According to Ghosh, “India doesn’t care much about archiving and preserving and currently I am unable to carry this on my own, I have done whatever I could within my limited means and now I want to hand it over to someone,” he explains.

Recently, Ashish Anand from DAG Modern came forward and taken a considerable chunk of his work and has been trying to preserve. In such an effort, they had organised a month long exhibition of his work on the sets of Ray’s films in Mumbai.

Beginning: On asking how he came into photography, a smile appeared almost instantly and he sat up straight to share every tiny detail of the story. “In those days, most of the film cast and crew who were working with Satyajit Ray would come to my house to play cards in the evening. Although I never learnt how to play cards,” he added.

In one of those evening one of them got a Canon QL17 to his house, claiming to have found it in the cab, which eventually came to Ghosh’s hands. “At that point someone promised me with the cutpiece films (unused reels that were scrapped) which I could use for my new camera,” he said.

First Shot: For every photographer there is a certain attachment to his or her first shot. With Ghosh it is no different. It was his first shot that helped him pitch his tent in Ray’s camp forever. “Since I knew most of the cast and crew personally, I got to know that Manik da (Ray) was shooting in Rampurhat (West Bengal). The day I reached, they were rehearsing a scene (which is now a classic) from Gopi Gyne Bagha Byne.” The scene he was referring to is when Goopy, facing humiliation is exiled from his village and as he enters a forest to find Bagha sleeping next to his drum. Later when on someone’s persuasion, I went to meet Manik da, he was shooting in the studio. He saw that image; he exclaimed in jest how I had stolen his angle and nudged me inside the studio. That was his beginning.

Bresson: Though he had the validation from the best in the business, he wasn’t satisfied. By the mid eighties he started writing letters to Henri Cartier-Bresson. “After almost a year of correspondence, he decided to meet and I left for Paris with Sandip (Ray),” he said.
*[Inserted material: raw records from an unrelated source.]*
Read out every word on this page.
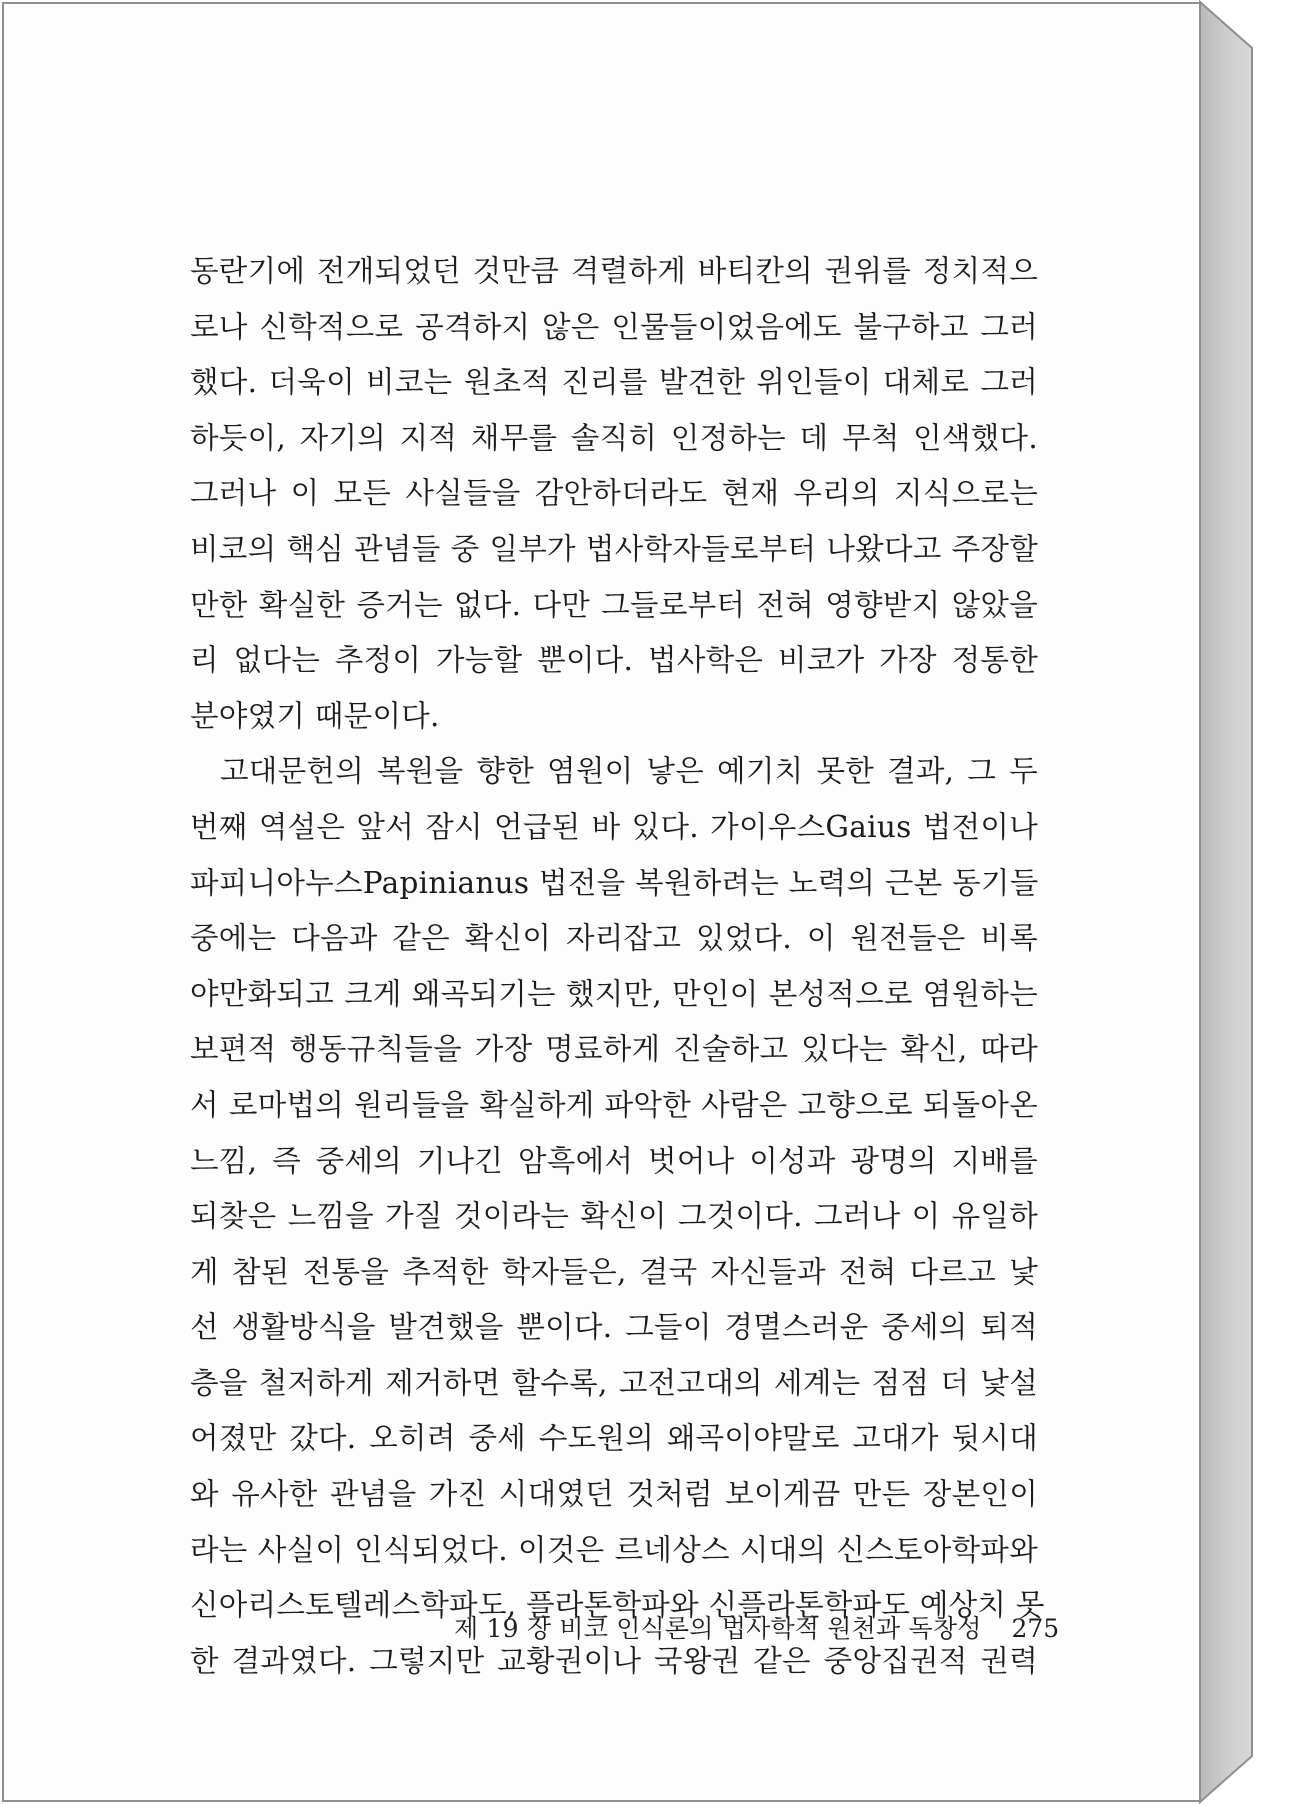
동란기에 전개되었던 것만큼 격렬하게 바티칸의 권위를 정치적으
로나 신학적으로 공격하지 않은 인물들이었음에도 불구하고 그러
했다. 더욱이 비코는 원초적 진리를 발견한 위인들이 대체로 그러
하듯이, 자기의 지적 채무를 솔직히 인정하는 데 무척 인색했다.
그러나 이 모든 사실들을 감안하더라도 현재 우리의 지식으로는
비코의 핵심 관념들 중 일부가 법사학자들로부터 나왔다고 주장할
만한 확실한 증거는 없다. 다만 그들로부터 전혀 영향받지 않았을
리 없다는 추정이 가능할 뿐이다. 법사학은 비코가 가장 정통한
분야였기 때문이다.
고대문헌의 복원을 향한 염원이 낳은 예기치 못한 결과, 그 두
번째 역설은 앞서 잠시 언급된 바 있다. 가이우스Gaius 법전이나
파피니아누스Papinianus 법전을 복원하려는 노력의 근본 동기들
중에는 다음과 같은 확신이 자리잡고 있었다. 이 원전들은 비록
야만화되고 크게 왜곡되기는 했지만, 만인이 본성적으로 염원하는
보편적 행동규칙들을 가장 명료하게 진술하고 있다는 확신, 따라
서 로마법의 원리들을 확실하게 파악한 사람은 고향으로 되돌아온
느낌, 즉 중세의 기나긴 암흑에서 벗어나 이성과 광명의 지배를
되찾은 느낌을 가질 것이라는 확신이 그것이다. 그러나 이 유일하
게 참된 전통을 추적한 학자들은, 결국 자신들과 전혀 다르고 낯
선 생활방식을 발견했을 뿐이다. 그들이 경멸스러운 중세의 퇴적
층을 철저하게 제거하면 할수록, 고전고대의 세계는 점점 더 낯설
어졌만 갔다. 오히려 중세 수도원의 왜곡이야말로 고대가 뒷시대
와 유사한 관념을 가진 시대였던 것처럼 보이게끔 만든 장본인이
라는 사실이 인식되었다. 이것은 르네상스 시대의 신스토아학파와
신아리스토텔레스학파도, 플라톤학파와 신플라톤학파도 예상치 못
한 결과였다. 그렇지만 교황권이나 국왕권 같은 중앙집권적 권력
제 19 장 비코 인식론의 법사학적 원천과 독창성 275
All he cared was a validation from Cartier-Bresson.

He recalled how he was offered a glass of wine, which being a teetotaller, he initially refused but eventually accepted while the photographer of “decisive moments” and his wife Martine (Franck) scrutinised his photographs for about half an hour. “After they were done, he asked me what I wanted to do with these photographs, I told him very clearly that only if he thinks them of any use, I would take them forward and exhibit them and probably make a photobook.”

Bresson not gave him a go-ahead but also helped him connect with some of the major curators and editors from Paris, which eventually led Ghosh to exhibit his work for the first time in Paris.

“When Manik da heard that Bresson has written a foreword for me, he was delighted, he called up my wife and told her that I have conquered the world.”Ghosh drinks only wine now.

Ray: Ghosh is indebted to Ray and he makes no bones about it. “He has taught me four essential element of life — discipline, sincerity, honesty and tenacity,” he points out. My relationship with Manik da was very organic. Most of the times he didn’t have to explain me anything. Just a look, and I would understand what he meant,” he remembers. Whenever I felt low, I would go his place and sit in his study.

He would throw a magazine and I would read, while he kept doing his own work. It was a very intimate space that we shared. He was almost like my relative.” Ray called him “poka-makod” which roughly translates to bug, but perhaps he was stressing on “fly on the wall”, but for Ghosh, Ray was “like oxygen” who taught him how to work relentlessly.